Any such action that takes place in cyberspace can result in cyber defamation. It occurs when the digital platform is employed as a tool or a medium for defaming an individual or an entity. Moreover, despite the wide coverage of the internet and therefore the pace at which information is disseminated on this platform, it’s difficult to assess the extent of the injury at any price. Although the medium accustomed to commit this act is different within the physical and digital world, the law of defamation applies an equivalent.
For example: making a defamatory comment against an individual on a social networking site like Facebook, Twitter, etc., or sending emails that contain defamatory material a few persons meaning to defame him/her.
Defenses in case of Defamation
Truth – Statements made in good faith and with reasonable beliefs that the statements are true. The defense will be available.
Privilege – The law recognizes that the right of free speech outweighs the plaintiff’s right to reputation in certain occasions, and the law treats such occasions to be privileged and therefore these statements are not actionable. Further there two types of privileges-
- Absolute privilege
- Qualified privilege
To qualify as a successful defamation suit, the statement should involve the existence of defamatory material. Defamatory content is characterized as one calculated to harm another’s reputation by exposing him to hatred, contempt, or ridicule. The defamatory statement should bring the reputation of the person to the ground in the eyes of the right-thinking members of society. The complaint must be listed in the defamatory statement. For it to be defamation, the material must be specifically directed to the plaintiff.

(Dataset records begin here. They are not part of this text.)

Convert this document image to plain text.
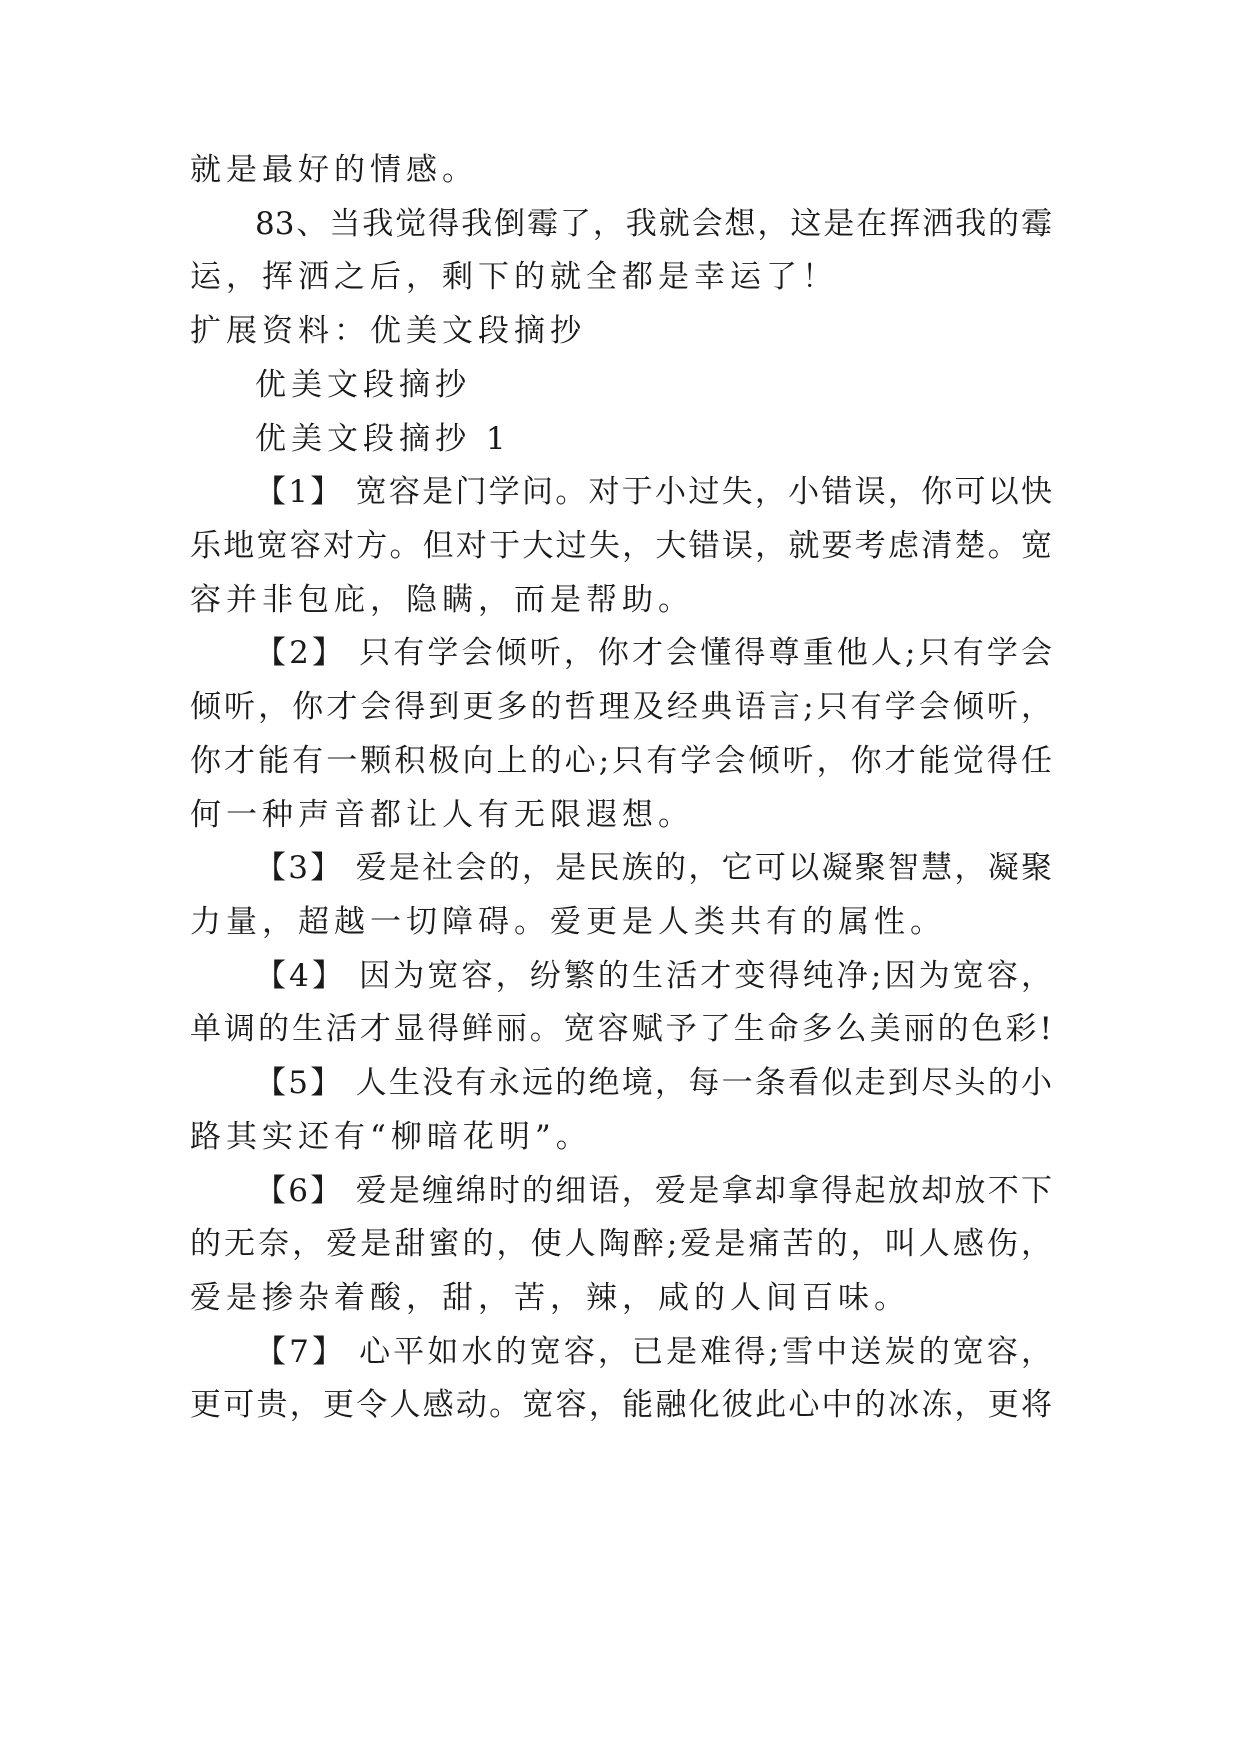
就是最好的情感。
83、当我觉得我倒霉了，我就会想，这是在挥洒我的霉
运，挥洒之后，剩下的就全都是幸运了！
扩展资料：优美文段摘抄
优美文段摘抄
优美文段摘抄 1
【1】 宽容是门学问。对于小过失，小错误，你可以快
乐地宽容对方。但对于大过失，大错误，就要考虑清楚。宽
容并非包庇，隐瞒，而是帮助。
【2】 只有学会倾听，你才会懂得尊重他人;只有学会
倾听，你才会得到更多的哲理及经典语言;只有学会倾听，
你才能有一颗积极向上的心;只有学会倾听，你才能觉得任
何一种声音都让人有无限遐想。
【3】 爱是社会的，是民族的，它可以凝聚智慧，凝聚
力量，超越一切障碍。爱更是人类共有的属性。
【4】 因为宽容，纷繁的生活才变得纯净;因为宽容，
单调的生活才显得鲜丽。宽容赋予了生命多么美丽的色彩!
【5】 人生没有永远的绝境，每一条看似走到尽头的小
路其实还有“柳暗花明”。
【6】 爱是缠绵时的细语，爱是拿却拿得起放却放不下
的无奈，爱是甜蜜的，使人陶醉;爱是痛苦的，叫人感伤，
爱是掺杂着酸，甜，苦，辣，咸的人间百味。
【7】 心平如水的宽容，已是难得;雪中送炭的宽容，
更可贵，更令人感动。宽容，能融化彼此心中的冰冻，更将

General statements are not considered as Defamatory. For example, “All lawyers are criminals”. Such statements cannot be considered defamation. If the defamatory statement is delivered orally or in transit form than it will be considered as “SLANDER” (It is not actionable per se) and if the defamatory statement has been published in any kind or made in some permanent form i.e. writing, printing, etc, then it will be considered as “LIBEL” (It is actionable itself). In a civil suit, a defamation suit subsists until any of those requirements are met, and therefore the defendant must plead a privilege or take up a defense. The defamation suit is effective if the defendant fails to prove his defense. Intention to defame is a crucial element under a criminal suit. If the intention is absent, it becomes essential to understand that the publication is probably going to defame or is defamatory. In criminal cases, all of this is often further subject to the traditional standard of proof: beyond a reasonable doubt.